Un concours spécial de recrutement de 30 élèves magistrats d’expression anglaise à la Division de la Magistrature et des Greffes de l’École Nationale d’Administration et de Magistrature (ENAM) fait polémique en raison de la présence de candidats non anglophones sur la liste des inscrits.
Ce concours, qui se déroulera du 27 au 28 juillet à Bamenda, Buea, Douala et Garoua, a attiré 206 candidats, dont un a été disqualifié pour défaut de diplôme authentique. Selon les observations de nos confrères de Mimi Mefo Infos, le concours était initialement destiné aux personnes originaires des régions du Nord-Ouest et du Sud-Ouest du Cameroun. Le ministère de la Fonction publique et des Réformes administratives, organisateur du concours, a déclaré qu’il visait à recruter des élèves magistrats d’expression anglaise.
Cependant, Mimi Mefo Infos dit avoir identifié plusieurs noms sur la liste provenant de localités telles que Sangmelima, Yaoundé, Douala et Bafoussam. Après une enquête plus approfondie, Mimi Mefo Infos a découvert que ces individus ont des racines et des résidences actuelles en dehors des régions du Nord-Ouest et du Sud-Ouest. De plus, leurs publications sur les réseaux sociaux sont entièrement en français, ce qui soulève des doutes sur leur maîtrise de l’anglais.
Certains de ces candidats ont obtenu leur qualification anglaise en fréquentant des écoles secondaires dans les régions anglophones. Néanmoins, cette situation a suscité des inquiétudes quant à l’intégrité du processus de sélection, car le concours était censé favoriser les natifs des régions anglophones du Cameroun.

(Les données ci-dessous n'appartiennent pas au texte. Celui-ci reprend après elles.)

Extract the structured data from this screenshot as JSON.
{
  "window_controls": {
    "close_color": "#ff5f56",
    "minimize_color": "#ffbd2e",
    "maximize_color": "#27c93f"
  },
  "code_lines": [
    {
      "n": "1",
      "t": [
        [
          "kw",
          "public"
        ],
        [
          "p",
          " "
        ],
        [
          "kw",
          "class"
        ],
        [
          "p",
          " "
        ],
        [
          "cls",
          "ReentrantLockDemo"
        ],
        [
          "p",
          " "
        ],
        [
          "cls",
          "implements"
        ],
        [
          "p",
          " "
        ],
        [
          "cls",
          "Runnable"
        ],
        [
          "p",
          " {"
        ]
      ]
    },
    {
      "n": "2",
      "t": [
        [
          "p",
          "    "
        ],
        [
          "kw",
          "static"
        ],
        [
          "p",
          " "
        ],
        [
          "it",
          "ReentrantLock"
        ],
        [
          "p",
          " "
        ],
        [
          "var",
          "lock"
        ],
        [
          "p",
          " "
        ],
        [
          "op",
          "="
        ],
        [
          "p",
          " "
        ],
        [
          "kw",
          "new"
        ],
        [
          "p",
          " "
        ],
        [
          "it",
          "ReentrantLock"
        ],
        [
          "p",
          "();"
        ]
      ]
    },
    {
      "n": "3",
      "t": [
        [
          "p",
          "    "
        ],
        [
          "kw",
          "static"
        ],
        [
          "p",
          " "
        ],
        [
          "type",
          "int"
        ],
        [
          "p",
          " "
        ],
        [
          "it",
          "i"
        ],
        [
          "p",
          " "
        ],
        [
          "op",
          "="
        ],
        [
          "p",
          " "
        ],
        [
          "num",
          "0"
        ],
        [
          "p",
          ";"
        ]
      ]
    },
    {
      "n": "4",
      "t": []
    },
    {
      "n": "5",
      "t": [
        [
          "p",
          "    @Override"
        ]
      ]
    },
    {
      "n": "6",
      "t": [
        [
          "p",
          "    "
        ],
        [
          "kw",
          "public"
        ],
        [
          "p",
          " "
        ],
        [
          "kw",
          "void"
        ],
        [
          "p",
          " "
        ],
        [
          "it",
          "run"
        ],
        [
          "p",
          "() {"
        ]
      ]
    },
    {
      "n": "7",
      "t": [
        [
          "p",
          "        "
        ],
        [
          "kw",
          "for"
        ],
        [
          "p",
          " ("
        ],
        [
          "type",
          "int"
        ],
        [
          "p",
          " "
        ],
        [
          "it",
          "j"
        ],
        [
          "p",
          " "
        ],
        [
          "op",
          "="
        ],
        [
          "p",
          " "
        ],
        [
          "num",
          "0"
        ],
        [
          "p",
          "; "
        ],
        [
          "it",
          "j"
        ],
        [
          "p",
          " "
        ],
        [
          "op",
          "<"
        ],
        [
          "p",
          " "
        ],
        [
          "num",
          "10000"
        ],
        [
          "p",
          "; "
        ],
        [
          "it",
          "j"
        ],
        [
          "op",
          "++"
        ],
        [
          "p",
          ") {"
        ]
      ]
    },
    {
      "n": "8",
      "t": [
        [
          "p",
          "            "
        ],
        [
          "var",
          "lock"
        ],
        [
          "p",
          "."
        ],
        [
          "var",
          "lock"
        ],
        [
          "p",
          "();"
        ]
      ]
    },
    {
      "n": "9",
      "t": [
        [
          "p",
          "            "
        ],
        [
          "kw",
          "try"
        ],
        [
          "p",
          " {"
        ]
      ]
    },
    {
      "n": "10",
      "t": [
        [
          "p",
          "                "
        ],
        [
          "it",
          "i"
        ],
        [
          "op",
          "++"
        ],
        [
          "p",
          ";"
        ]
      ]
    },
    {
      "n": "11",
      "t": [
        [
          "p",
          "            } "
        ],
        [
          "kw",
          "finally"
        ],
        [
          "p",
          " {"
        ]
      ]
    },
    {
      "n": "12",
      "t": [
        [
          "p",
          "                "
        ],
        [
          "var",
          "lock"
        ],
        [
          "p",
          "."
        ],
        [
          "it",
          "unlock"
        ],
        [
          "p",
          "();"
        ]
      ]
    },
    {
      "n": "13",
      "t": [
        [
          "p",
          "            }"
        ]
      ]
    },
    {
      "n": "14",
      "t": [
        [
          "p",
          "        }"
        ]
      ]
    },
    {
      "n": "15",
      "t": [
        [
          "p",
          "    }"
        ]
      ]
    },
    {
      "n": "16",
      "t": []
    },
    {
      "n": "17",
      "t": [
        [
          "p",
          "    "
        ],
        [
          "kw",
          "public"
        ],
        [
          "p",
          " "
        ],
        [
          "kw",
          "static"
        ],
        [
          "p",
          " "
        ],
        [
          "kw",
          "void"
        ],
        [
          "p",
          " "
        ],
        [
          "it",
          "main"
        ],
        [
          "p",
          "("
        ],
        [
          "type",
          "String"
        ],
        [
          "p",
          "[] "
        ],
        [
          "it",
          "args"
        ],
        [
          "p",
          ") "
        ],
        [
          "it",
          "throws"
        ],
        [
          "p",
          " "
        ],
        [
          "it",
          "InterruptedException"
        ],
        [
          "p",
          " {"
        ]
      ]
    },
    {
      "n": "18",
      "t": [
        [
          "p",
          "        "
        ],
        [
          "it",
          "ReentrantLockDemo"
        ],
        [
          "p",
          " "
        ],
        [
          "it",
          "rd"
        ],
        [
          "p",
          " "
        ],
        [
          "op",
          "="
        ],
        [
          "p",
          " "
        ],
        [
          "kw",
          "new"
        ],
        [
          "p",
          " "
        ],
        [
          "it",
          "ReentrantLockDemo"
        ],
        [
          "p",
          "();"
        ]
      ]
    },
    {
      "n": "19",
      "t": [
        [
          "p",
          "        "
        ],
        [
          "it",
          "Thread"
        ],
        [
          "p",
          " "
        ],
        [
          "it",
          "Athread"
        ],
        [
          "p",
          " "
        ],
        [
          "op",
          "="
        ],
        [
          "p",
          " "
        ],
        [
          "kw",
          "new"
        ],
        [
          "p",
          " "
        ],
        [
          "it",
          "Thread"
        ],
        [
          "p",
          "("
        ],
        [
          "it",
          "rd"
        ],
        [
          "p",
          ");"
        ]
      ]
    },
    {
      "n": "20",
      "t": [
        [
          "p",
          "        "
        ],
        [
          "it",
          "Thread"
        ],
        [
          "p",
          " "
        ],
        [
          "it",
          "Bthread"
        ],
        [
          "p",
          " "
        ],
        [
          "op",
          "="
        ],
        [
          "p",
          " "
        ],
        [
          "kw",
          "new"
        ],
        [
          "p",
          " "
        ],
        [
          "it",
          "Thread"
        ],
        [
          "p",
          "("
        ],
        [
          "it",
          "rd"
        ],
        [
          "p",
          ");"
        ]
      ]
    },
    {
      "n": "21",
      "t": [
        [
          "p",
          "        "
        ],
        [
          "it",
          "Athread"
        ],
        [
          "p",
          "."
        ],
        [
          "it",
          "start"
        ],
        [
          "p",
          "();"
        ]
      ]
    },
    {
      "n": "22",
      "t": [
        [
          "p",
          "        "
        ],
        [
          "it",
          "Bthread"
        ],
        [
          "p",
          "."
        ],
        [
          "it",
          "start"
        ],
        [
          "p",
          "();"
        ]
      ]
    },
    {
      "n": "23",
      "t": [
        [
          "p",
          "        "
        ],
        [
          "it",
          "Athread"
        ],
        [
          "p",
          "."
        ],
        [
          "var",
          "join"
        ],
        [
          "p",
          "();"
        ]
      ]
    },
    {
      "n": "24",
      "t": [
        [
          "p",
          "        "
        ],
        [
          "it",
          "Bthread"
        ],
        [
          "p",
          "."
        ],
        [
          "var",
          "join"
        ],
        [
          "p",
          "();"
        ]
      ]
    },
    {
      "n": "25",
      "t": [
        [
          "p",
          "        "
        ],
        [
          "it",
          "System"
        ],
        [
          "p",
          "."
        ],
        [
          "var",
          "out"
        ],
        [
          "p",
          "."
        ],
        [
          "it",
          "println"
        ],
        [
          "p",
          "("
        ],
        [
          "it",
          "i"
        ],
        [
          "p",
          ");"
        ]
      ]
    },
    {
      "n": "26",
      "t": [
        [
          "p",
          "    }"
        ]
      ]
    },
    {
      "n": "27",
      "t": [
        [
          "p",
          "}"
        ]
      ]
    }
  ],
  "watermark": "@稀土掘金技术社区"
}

Sur les 205 candidats restant en lice, seuls 30 seront sélectionnés dans les sections judiciaire, administrative et d’audit. Le ministre de la Fonction publique et de la Réforme administrative a invité les candidats à consulter la liste provisoire des personnes autorisées à passer ce concours auprès des Délégations régionales ou sur le site Internet du ministère.
Le ministre n’a pas précisé si les candidats retenus seraient affectés à la magistrature de common law. Il convient de rappeler que l’une des principales raisons des protestations des avocats de common law en 2016 était le déploiement par le gouvernement de magistrats ne maîtrisant ni l’anglais ni la tradition judiciaire de common law dans les régions anglophones. Ils avaient exigé que le gouvernement affecte des magistrats et des juges maîtrisant l’anglais dans ces régions.
Toutefois, la liste du ministre pour le recrutement des magistrats inclut des individus qui, bien que parlant probablement anglais, ne sont pas originaires des régions du Sud-Ouest et du Nord-Ouest, ce qui suscite des interrogations et des critiques sur l’équité et la transparence du processus de sélection.